Contour plot of the approximation ratio. It can be seen that the minimum approximation ratio is at the center point.

Plotting code (Python):

import numpy as np
import matplotlib.pyplot as plt

x = np.arange(0, 1, 0.001)
y = np.arange(0, 1, 0.001)

X, Y = np.meshgrid(x, y)
Z1 = (1 + X + Y) / (1 + X + Y + X * Y)
Z2 = 2 * (X + Y) / (1 + X + Y + X * Y)
Z = (X + Y < 1) * Z1 + (X + Y >= 1) * Z2
plt.figure(figsize=(7, 6))
contourf = plt.contourf(X, Y, Z)
plt.contour(X, Y, Z)
plt.colorbar(contourf)
plt.show()

In essence, this error depends on the degree of approximation of $\log_2 (1 + x) \approx x$. We know that $x$ is the first-order Taylor expansion of the natural logarithm $\ln (1 + x)$, and $e = 2.71828 \dots$ is closer to 3. Therefore, if computers used base-3, this algorithm would have higher average precision. In fact, some theoretical analyses suggest that the most ideal base for computers is $e$, and since 3 is closer to $e$ than 2, ternary computers would be superior in many aspects. Both China and the former Soviet Union researched ternary computers, but since binary is much easier to implement, binary computers dominate today.

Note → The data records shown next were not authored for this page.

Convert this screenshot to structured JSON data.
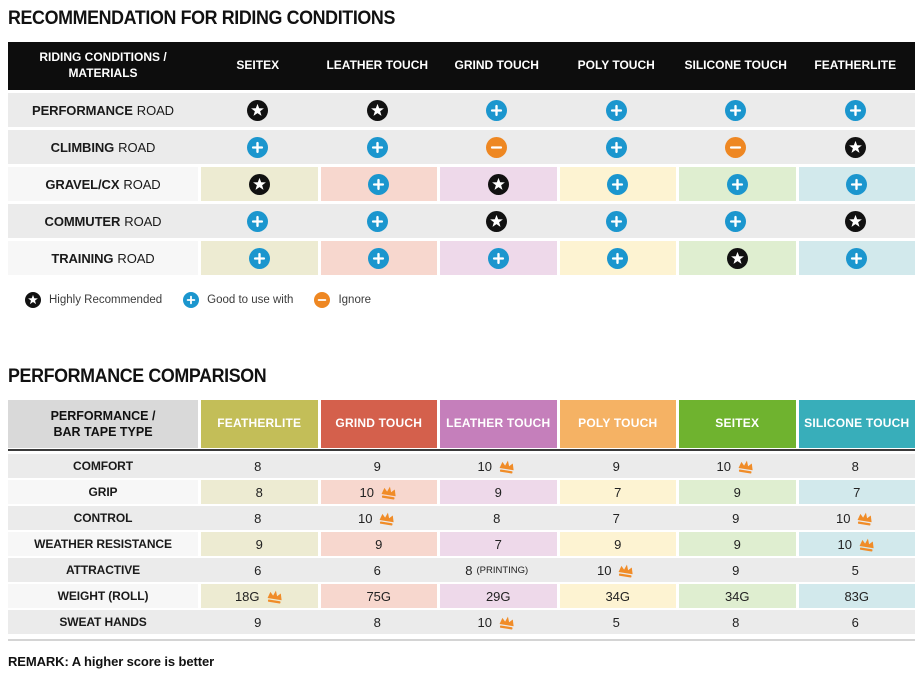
{
  "chart_data": [
    {
      "type": "table",
      "title": "RECOMMENDATION FOR RIDING CONDITIONS",
      "row_header_line1": "RIDING CONDITIONS /",
      "row_header_line2": "MATERIALS",
      "columns": [
        "SEITEX",
        "LEATHER TOUCH",
        "GRIND TOUCH",
        "POLY TOUCH",
        "SILICONE TOUCH",
        "FEATHERLITE"
      ],
      "rows": [
        {
          "label_strong": "PERFORMANCE",
          "label_rest": "ROAD",
          "tinted": false,
          "cells": [
            "highly_recommended",
            "highly_recommended",
            "good_to_use",
            "good_to_use",
            "good_to_use",
            "good_to_use"
          ]
        },
        {
          "label_strong": "CLIMBING",
          "label_rest": "ROAD",
          "tinted": false,
          "cells": [
            "good_to_use",
            "good_to_use",
            "ignore",
            "good_to_use",
            "ignore",
            "highly_recommended"
          ]
        },
        {
          "label_strong": "GRAVEL/CX",
          "label_rest": "ROAD",
          "tinted": true,
          "cells": [
            "highly_recommended",
            "good_to_use",
            "highly_recommended",
            "good_to_use",
            "good_to_use",
            "good_to_use"
          ]
        },
        {
          "label_strong": "COMMUTER",
          "label_rest": "ROAD",
          "tinted": false,
          "cells": [
            "good_to_use",
            "good_to_use",
            "highly_recommended",
            "good_to_use",
            "good_to_use",
            "highly_recommended"
          ]
        },
        {
          "label_strong": "TRAINING",
          "label_rest": "ROAD",
          "tinted": true,
          "cells": [
            "good_to_use",
            "good_to_use",
            "good_to_use",
            "good_to_use",
            "highly_recommended",
            "good_to_use"
          ]
        }
      ],
      "legend": [
        {
          "icon": "star",
          "label": "Highly Recommended"
        },
        {
          "icon": "plus",
          "label": "Good to use with"
        },
        {
          "icon": "minus",
          "label": "Ignore"
        }
      ]
    },
    {
      "type": "table",
      "title": "PERFORMANCE COMPARISON",
      "row_header_line1": "PERFORMANCE /",
      "row_header_line2": "BAR TAPE TYPE",
      "columns": [
        {
          "label": "FEATHERLITE",
          "color": "#c3be58"
        },
        {
          "label": "GRIND TOUCH",
          "color": "#d4604c"
        },
        {
          "label": "LEATHER TOUCH",
          "color": "#c57fbb"
        },
        {
          "label": "POLY TOUCH",
          "color": "#f5b264"
        },
        {
          "label": "SEITEX",
          "color": "#6fb32f"
        },
        {
          "label": "SILICONE TOUCH",
          "color": "#38aeba"
        }
      ],
      "rows": [
        {
          "label": "COMFORT",
          "tinted": false,
          "cells": [
            {
              "value": "8"
            },
            {
              "value": "9"
            },
            {
              "value": "10",
              "crown": true
            },
            {
              "value": "9"
            },
            {
              "value": "10",
              "crown": true
            },
            {
              "value": "8"
            }
          ]
        },
        {
          "label": "GRIP",
          "tinted": true,
          "cells": [
            {
              "value": "8"
            },
            {
              "value": "10",
              "crown": true
            },
            {
              "value": "9"
            },
            {
              "value": "7"
            },
            {
              "value": "9"
            },
            {
              "value": "7"
            }
          ]
        },
        {
          "label": "CONTROL",
          "tinted": false,
          "cells": [
            {
              "value": "8"
            },
            {
              "value": "10",
              "crown": true
            },
            {
              "value": "8"
            },
            {
              "value": "7"
            },
            {
              "value": "9"
            },
            {
              "value": "10",
              "crown": true
            }
          ]
        },
        {
          "label": "WEATHER RESISTANCE",
          "tinted": true,
          "cells": [
            {
              "value": "9"
            },
            {
              "value": "9"
            },
            {
              "value": "7"
            },
            {
              "value": "9"
            },
            {
              "value": "9"
            },
            {
              "value": "10",
              "crown": true
            }
          ]
        },
        {
          "label": "ATTRACTIVE",
          "tinted": false,
          "cells": [
            {
              "value": "6"
            },
            {
              "value": "6"
            },
            {
              "value": "8",
              "note": "(PRINTING)"
            },
            {
              "value": "10",
              "crown": true
            },
            {
              "value": "9"
            },
            {
              "value": "5"
            }
          ]
        },
        {
          "label": "WEIGHT (ROLL)",
          "tinted": true,
          "cells": [
            {
              "value": "18G",
              "crown": true
            },
            {
              "value": "75G"
            },
            {
              "value": "29G"
            },
            {
              "value": "34G"
            },
            {
              "value": "34G"
            },
            {
              "value": "83G"
            }
          ]
        },
        {
          "label": "SWEAT HANDS",
          "tinted": false,
          "cells": [
            {
              "value": "9"
            },
            {
              "value": "8"
            },
            {
              "value": "10",
              "crown": true
            },
            {
              "value": "5"
            },
            {
              "value": "8"
            },
            {
              "value": "6"
            }
          ]
        }
      ],
      "remark": "REMARK: A higher score is better"
    }
  ],
  "colors": {
    "header_bar": "#0d0d0d",
    "row_gray": "#ebebeb",
    "row_light_label": "#f7f7f7",
    "table2_label_header_bg": "#d9d9d9",
    "icon_star_circle": "#111111",
    "icon_plus_circle": "#1b96ce",
    "icon_minus_circle": "#ee8722",
    "crown": "#f08c28",
    "column_tints": [
      "#edebd2",
      "#f7d7ce",
      "#eed9ea",
      "#fdf3d2",
      "#dfeed0",
      "#d2e9ec"
    ]
  }
}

Bringing it to Deep Learning

That concludes the introduction to the Mitchell approximation. Readers might be puzzled: shouldn't this be some foundational computer science or data structures stuff? Why study it? Can it have any application in deep learning?

There are two reasons I studied it: first, it is indeed very beautiful and worth learning; second, it really can be used in deep learning. In fact, I discovered it in a NeurIPS 2020 paper titled "Deep Neural Network Training without Multiplications". The paper verified on "ImageNet + ResNet50" that directly replacing the multiplications in neural networks with Mitchell's additive approximation resulted in only a slight drop in accuracy, or even no drop at all.

Of course, the authors' current implementation only verifies that this replacement is acceptable in terms of performance; in terms of speed, it is actually slower. This is because although replacing multiplication with approximate addition will theoretically speed things up, achieving this speedup requires hardware-level optimization. Standard multiplication is already optimized at the hardware level, so the authors are likely suggesting a direction for future deep learning hardware optimization. Furthermore, using Mitchell's approximation in deep learning is not being discussed for the first time; a simple Google search yields two more papers: "Efficient Mitchell’s Approximate Log Multipliers for Convolutional Neural Networks" and "Low-power implementation of Mitchell's approximate logarithmic multiplication for convolutional neural networks".

Some readers might be reminded of the addition neural network AdderNet proposed by Huawei before. Its goal is indeed similar, but the method is very different. AdderNet replaces the inner product in neural networks with $l_1$ distance, thereby removing multiplication; this paper, however, modifies the implementation of multiplication, reducing its computational cost, potentially allowing existing neural network operations to be retained.

Old Wine in New Bottles

This article introduced the Mitchell approximation algorithm published in 1962, which is an approximate way to calculate logarithms and exponents. Based on this, we can convert multiplication to addition while maintaining a certain level of precision. It seemed outdated, but by putting this "old wine in a new bottle," it became a paper at NeurIPS 2020.

So, what other "old wines" have you found that could be put into "new bottles"?